A imagem, na verdade, foi registrada durante a reforma de uma loja em Wisconsin, nos Estados Unidos, e originalmente publicada em um blog em 2003. Após dezesseis anos, a foto ressurgiu, acompanhada de uma descrição que a caracterizava como uma "imagem perturbadora". Essa nova circulação impulsionou outros internautas a compartilharem fotos de ambientes semelhantes, como corredores intermináveis e espaços vazios, que se tornaram a essência da lenda dos Backrooms.
Com o tempo, a narrativa dos Backrooms evoluiu. Uma das primeiras teorias sugeria que qualquer um poderia se perder nesse universo paralelo ao atravessar uma falha na realidade. Nesse espaço, estima-se que existam aproximadamente 960 milhões de quilômetros quadrados de salas vazias e sem fim. A partir dessa ideia inicial, usuários começaram a desenvolver diversas camadas para a lenda, criando vários níveis, cada um com suas características, regras de sobrevivência, sons e criaturas.

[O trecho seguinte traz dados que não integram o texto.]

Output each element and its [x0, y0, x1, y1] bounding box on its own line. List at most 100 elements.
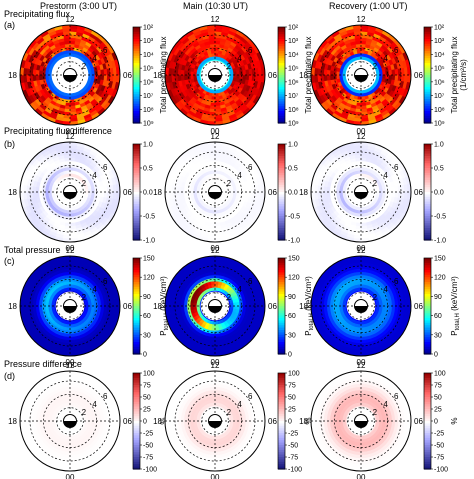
colorbar-step — [133, 218, 140, 222]
colorbar-step — [278, 103, 285, 107]
colorbar-tick-label: 10⁶ — [288, 79, 299, 86]
colorbar-frame — [132, 26, 141, 124]
heatmap-cell — [357, 172, 362, 177]
colorbar-tick-label: -0.5 — [434, 214, 446, 221]
colorbar-step — [133, 58, 140, 62]
colorbar-tick-label: 150 — [434, 256, 446, 263]
ring-label: 4 — [383, 285, 388, 294]
colorbar-step — [133, 144, 140, 147]
colorbar-step — [133, 111, 140, 114]
colorbar-step — [133, 177, 140, 181]
ring-label: 4 — [92, 54, 97, 63]
ring-label: 6 — [394, 163, 399, 172]
heatmap-cell — [260, 66, 265, 76]
panel-border — [164, 24, 266, 126]
colorbar-step — [424, 103, 431, 107]
colorbar-step — [424, 72, 431, 76]
colorbar-step — [278, 39, 285, 42]
colorbar-tick-label: 0 — [288, 352, 292, 359]
colorbar-tick-label: 1.0 — [434, 142, 444, 149]
colorbar-step — [133, 232, 140, 236]
heatmap-cell — [360, 207, 365, 212]
colorbar-step — [133, 82, 140, 86]
colorbar-step — [133, 223, 140, 227]
ring-label: 2 — [373, 293, 378, 302]
colorbar-tick-label: 0.0 — [288, 190, 298, 197]
heatmap-cell — [195, 191, 200, 196]
colorbar-step — [278, 213, 285, 217]
heatmap-cell — [360, 321, 365, 326]
colorbar-step — [278, 72, 285, 76]
colorbar-step — [133, 67, 140, 71]
mlt-label: 06 — [414, 188, 423, 197]
heatmap-cell — [230, 302, 235, 307]
mlt-label: 12 — [357, 246, 366, 255]
colorbar-step — [133, 163, 140, 167]
colorbar-step — [133, 108, 140, 112]
earth-nightside — [354, 75, 368, 82]
colorbar-tick-label: 10³ — [434, 38, 445, 45]
colorbar-step — [278, 194, 285, 198]
colorbar-tick-label: 90 — [143, 294, 151, 301]
colorbar-step — [278, 115, 285, 119]
colorbar-step — [133, 72, 140, 76]
colorbar-step — [278, 170, 285, 174]
colorbar-tick-label: 10⁷ — [143, 93, 154, 100]
row-title-b: Precipitating flux difference — [4, 126, 112, 136]
mlt-label: 18 — [153, 188, 162, 197]
ring-label: 4 — [237, 54, 242, 63]
colorbar-step — [133, 201, 140, 205]
colorbar-step — [278, 218, 285, 222]
heatmap-cell — [230, 71, 235, 76]
colorbar-step — [278, 153, 285, 157]
colorbar-step — [424, 67, 431, 71]
colorbar-step — [424, 94, 431, 98]
colorbar-step — [278, 94, 285, 98]
mlt-label: 06 — [414, 71, 423, 80]
colorbar-step — [278, 89, 285, 93]
colorbar-step — [424, 41, 431, 45]
ring-label: 2 — [373, 62, 378, 71]
colorbar-step — [424, 43, 431, 47]
heatmap-cell — [20, 74, 25, 84]
colorbar-step — [133, 216, 140, 219]
heatmap-cell — [66, 172, 71, 177]
column-title-main: Main (10:30 UT) — [183, 1, 249, 11]
colorbar-step — [278, 70, 285, 74]
colorbar-tick-label: 10⁴ — [434, 52, 445, 59]
colorbar-tick-label: 10⁴ — [288, 52, 299, 59]
ring-label: 2 — [373, 179, 378, 188]
colorbar-step — [133, 228, 140, 231]
colorbar-step — [133, 46, 140, 50]
colorbar-step — [424, 53, 431, 57]
colorbar-step — [133, 199, 140, 203]
colorbar-step — [278, 77, 285, 81]
colorbar-title: Total precipitating flux — [304, 37, 313, 114]
panel-label-a: (a) — [4, 20, 15, 30]
colorbar-step — [133, 211, 140, 215]
colorbar-step — [133, 146, 140, 150]
earth-nightside — [63, 192, 77, 199]
colorbar-step — [424, 63, 431, 66]
colorbar-step — [278, 106, 285, 110]
colorbar-step — [278, 201, 285, 205]
colorbar-step — [278, 65, 285, 69]
colorbar-step — [424, 51, 431, 54]
colorbar-tick-label: 30 — [288, 332, 296, 339]
colorbar-step — [133, 187, 140, 191]
panel-border — [310, 24, 412, 126]
colorbar-step — [424, 48, 431, 52]
colorbar-step — [278, 118, 285, 122]
colorbar-step — [278, 120, 285, 124]
colorbar: 1.00.50.0-0.5-1.0 — [423, 142, 446, 245]
colorbar-step — [424, 70, 431, 74]
heatmap-cell — [50, 420, 55, 425]
colorbar-step — [133, 34, 140, 38]
colorbar-step — [133, 31, 140, 35]
mlt-label: 18 — [299, 71, 308, 80]
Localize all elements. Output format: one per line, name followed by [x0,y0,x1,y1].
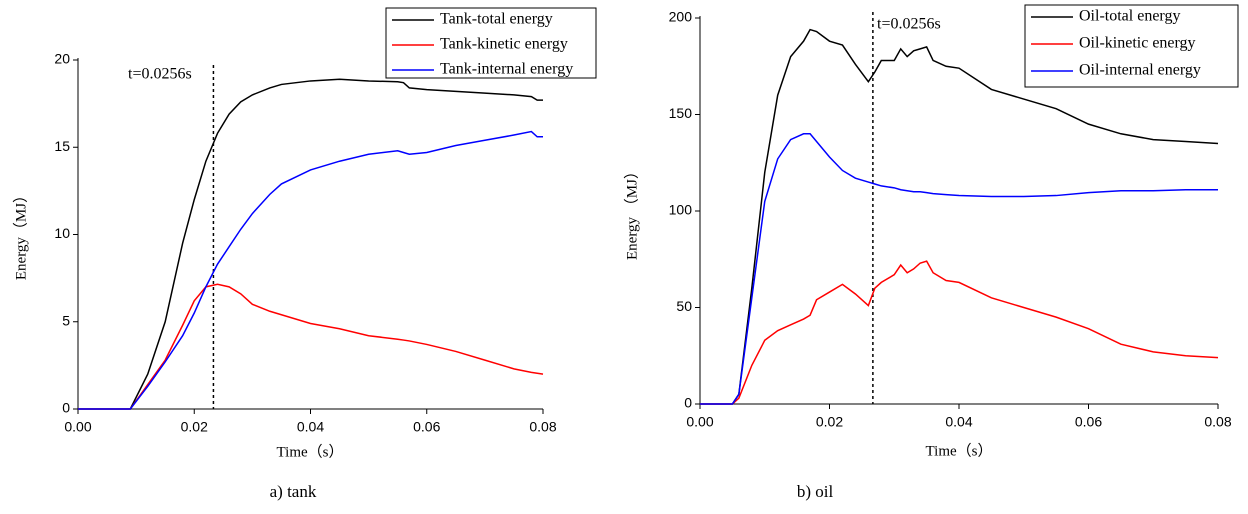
y-tick-label: 200 [669,9,693,25]
y-tick-label: 5 [62,312,70,328]
series-line [78,283,544,410]
y-tick-label: 0 [684,395,692,411]
x-tick-label: 0.02 [181,419,208,435]
x-tick-label: 0.02 [816,414,843,430]
legend-label: Tank-internal energy [440,61,573,78]
y-tick-label: 10 [54,225,70,241]
legend-label: Tank-kinetic energy [440,36,568,53]
x-tick-label: 0.06 [413,419,440,435]
legend-label: Oil-internal energy [1079,62,1201,79]
x-tick-label: 0.08 [529,419,556,435]
y-tick-label: 0 [62,400,70,416]
legend-label: Oil-total energy [1079,8,1180,25]
series-line [700,28,1219,405]
y-tick-label: 100 [669,202,693,218]
x-tick-label: 0.00 [686,414,713,430]
caption: a) tank [270,482,317,501]
x-tick-label: 0.04 [297,419,324,435]
x-axis-label: Time（s） [277,443,344,460]
series-line [700,133,1218,405]
caption: b) oil [797,482,834,501]
x-tick-label: 0.04 [945,414,972,430]
series-line [700,260,1219,405]
y-axis-label: Energy（MJ） [12,188,29,280]
x-tick-label: 0.06 [1075,414,1102,430]
x-tick-label: 0.08 [1204,414,1231,430]
legend-label: Tank-total energy [440,11,553,28]
y-tick-label: 150 [669,105,693,121]
series-line [78,130,543,410]
y-tick-label: 20 [54,51,70,67]
y-tick-label: 50 [676,298,692,314]
annotation-text: t=0.0256s [877,16,941,33]
x-tick-label: 0.00 [64,419,91,435]
legend-label: Oil-kinetic energy [1079,35,1196,52]
x-axis-label: Time（s） [926,442,993,459]
legend-box [1024,4,1239,88]
series-line [78,78,543,410]
annotation-text: t=0.0256s [128,66,192,83]
y-axis-label: Energy （MJ） [623,164,640,260]
y-tick-label: 15 [54,138,70,154]
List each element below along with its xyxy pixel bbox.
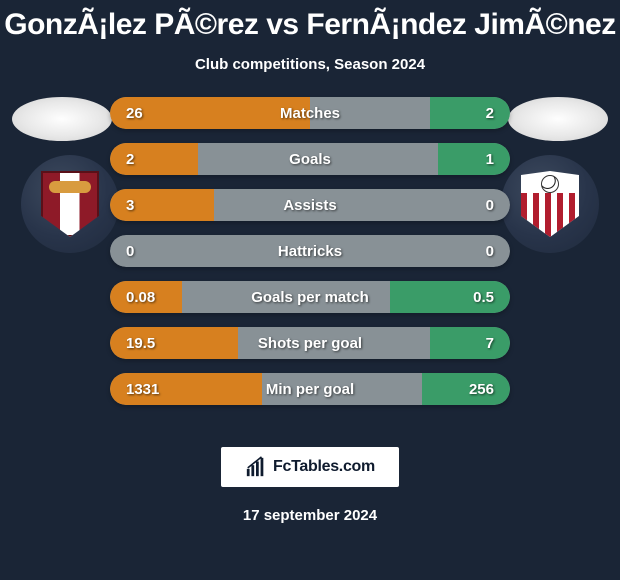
stat-value-left: 2: [110, 151, 180, 168]
stat-label: Hattricks: [180, 243, 440, 260]
player-photo-left: [12, 97, 112, 141]
stat-row: 3Assists0: [110, 189, 510, 221]
stat-value-left: 1331: [110, 381, 180, 398]
stat-value-left: 0.08: [110, 289, 180, 306]
stat-value-left: 0: [110, 243, 180, 260]
stat-value-left: 26: [110, 105, 180, 122]
club-badge-right: [501, 155, 599, 253]
stat-row: 1331Min per goal256: [110, 373, 510, 405]
stat-label: Goals: [180, 151, 440, 168]
stat-value-right: 1: [440, 151, 510, 168]
stat-row: 19.5Shots per goal7: [110, 327, 510, 359]
stat-label: Min per goal: [180, 381, 440, 398]
stat-label: Assists: [180, 197, 440, 214]
stat-value-right: 0.5: [440, 289, 510, 306]
stat-value-left: 3: [110, 197, 180, 214]
stat-value-right: 0: [440, 197, 510, 214]
brand-badge[interactable]: FcTables.com: [221, 447, 399, 487]
stat-label: Goals per match: [180, 289, 440, 306]
comparison-area: 26Matches22Goals13Assists00Hattricks00.0…: [0, 97, 620, 427]
stat-row: 2Goals1: [110, 143, 510, 175]
stats-list: 26Matches22Goals13Assists00Hattricks00.0…: [110, 97, 510, 419]
club-shield-right-icon: [521, 171, 579, 237]
stat-value-right: 0: [440, 243, 510, 260]
stat-label: Matches: [180, 105, 440, 122]
page-title: GonzÃ¡lez PÃ©rez vs FernÃ¡ndez JimÃ©nez: [0, 0, 620, 42]
date-label: 17 september 2024: [0, 507, 620, 524]
stat-row: 0Hattricks0: [110, 235, 510, 267]
player-photo-right: [508, 97, 608, 141]
club-shield-left-icon: [41, 171, 99, 237]
stat-value-right: 256: [440, 381, 510, 398]
stat-row: 26Matches2: [110, 97, 510, 129]
stat-value-right: 2: [440, 105, 510, 122]
stat-label: Shots per goal: [180, 335, 440, 352]
stat-value-left: 19.5: [110, 335, 180, 352]
stat-value-right: 7: [440, 335, 510, 352]
stat-row: 0.08Goals per match0.5: [110, 281, 510, 313]
brand-text: FcTables.com: [273, 458, 375, 476]
club-badge-left: [21, 155, 119, 253]
brand-chart-icon: [245, 456, 267, 478]
subtitle: Club competitions, Season 2024: [0, 56, 620, 73]
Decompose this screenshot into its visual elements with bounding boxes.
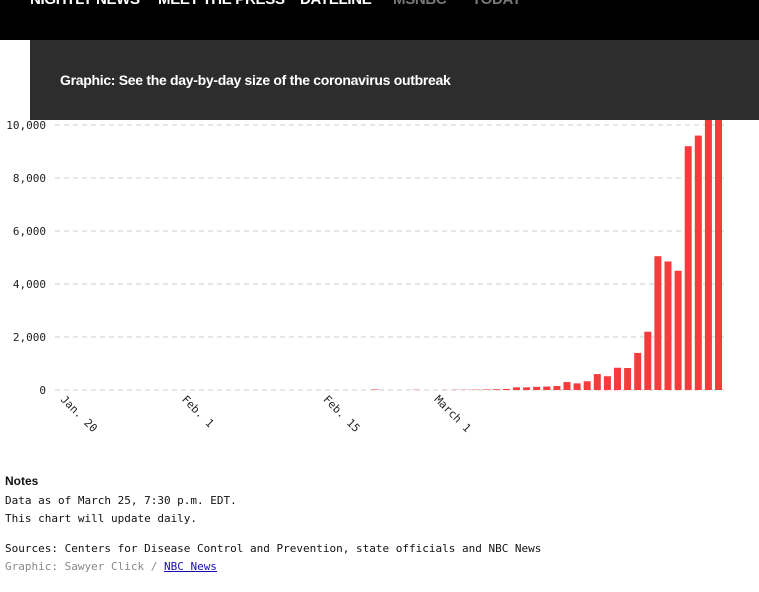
x-tick-label: March 1 — [432, 393, 474, 435]
bar — [553, 386, 561, 390]
y-tick-label: 4,000 — [13, 278, 46, 291]
x-tick-label: Jan. 20 — [58, 393, 100, 435]
bar — [371, 389, 379, 390]
nav-item[interactable]: DATELINE — [300, 0, 372, 8]
y-tick-label: 6,000 — [13, 225, 46, 238]
note: Data as of March 25, 7:30 p.m. EDT. — [5, 494, 237, 507]
bar — [533, 386, 541, 390]
bar — [715, 85, 722, 390]
nav-item[interactable]: NIGHTLY NEWS — [30, 0, 140, 8]
bar — [492, 389, 500, 390]
y-tick-label: 0 — [39, 384, 46, 397]
bar — [684, 146, 692, 390]
x-tick-label: Feb. 15 — [320, 393, 362, 435]
sources: Sources: Centers for Disease Control and… — [5, 542, 542, 555]
notes-heading: Notes — [5, 474, 39, 488]
bar — [624, 368, 632, 390]
credit-link[interactable]: NBC News — [163, 560, 217, 573]
bar — [694, 135, 702, 390]
top-nav: NIGHTLY NEWS MEET THE PRESS DATELINE MSN… — [0, 0, 759, 40]
y-tick-label: 2,000 — [13, 331, 46, 344]
bar — [543, 386, 551, 390]
credit: Graphic: Sawyer Click / NBC News — [5, 560, 217, 573]
nav-item[interactable]: MSNBC — [393, 0, 447, 8]
note: This chart will update daily. — [5, 512, 198, 525]
nav-item[interactable]: MEET THE PRESS — [158, 0, 285, 8]
x-tick-label: Feb. 1 — [179, 393, 216, 430]
bar — [502, 388, 510, 390]
bar — [563, 382, 571, 390]
bar — [664, 261, 672, 390]
bar — [513, 387, 520, 390]
credit-text: Graphic: Sawyer Click / — [5, 560, 158, 573]
bar — [614, 367, 621, 390]
bar — [573, 383, 581, 390]
chart: 0 2,000 4,000 6,000 8,000 10,000 Jan. 20 Feb. 1… — [6, 85, 724, 435]
bar — [593, 374, 601, 390]
banner-title: Graphic: See the day-by-day size of the … — [60, 72, 451, 88]
bar — [644, 331, 652, 390]
bar — [674, 270, 682, 390]
y-tick-label: 10,000 — [6, 119, 46, 132]
y-tick-label: 8,000 — [13, 172, 46, 185]
banner: Graphic: See the day-by-day size of the … — [30, 40, 759, 120]
bar — [523, 387, 531, 390]
bar — [704, 98, 712, 390]
bar — [634, 352, 642, 390]
bar — [603, 376, 611, 390]
bar — [654, 256, 662, 390]
bar — [583, 381, 591, 390]
bar — [482, 389, 490, 390]
nav-item[interactable]: TODAY — [472, 0, 522, 8]
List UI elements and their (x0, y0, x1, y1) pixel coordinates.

A popularidade da lenda levou à criação de tutoriais, relatos e teorias, que foram organizados em páginas dedicadas ao tema. A narrativa se expandiu para incluir representações em 3D, sendo um vídeo que simula uma fita perdida mostrando uma visita aos Backrooms um dos responsáveis por transformar as imagens estáticas em experiências visuais realistas. Com mais de 70 milhões de visualizações, o vídeo chamou a atenção da indústria cinematográfica.
No longa-metragem, a atriz Renate Reinsve assume o papel da psicóloga Mary Kline, cuja história se passa nos anos 1990. A trama se desenrola após ela descobrir a existência dos Backrooms durante uma sessão de terapia com o personagem Clark, interpretado por Chiwetel Ejiofor. Após a demolição da casa onde cresceu, Mary enfrenta um colapso emocional e decide buscar Clark, levando-os a uma jornada aterrorizante pelos corredores sem fim desse universo paralelo.
O filme explora o horror liminar, um subgênero que instiga o medo não por meio da presença de monstros, mas pela inquietação gerada por espaços que perderam sua função original. Essa sensação de estranheza é o que fundamenta tanto a lenda urbana quanto a adaptação cinematográfica que promete cativar o público com sua proposta única.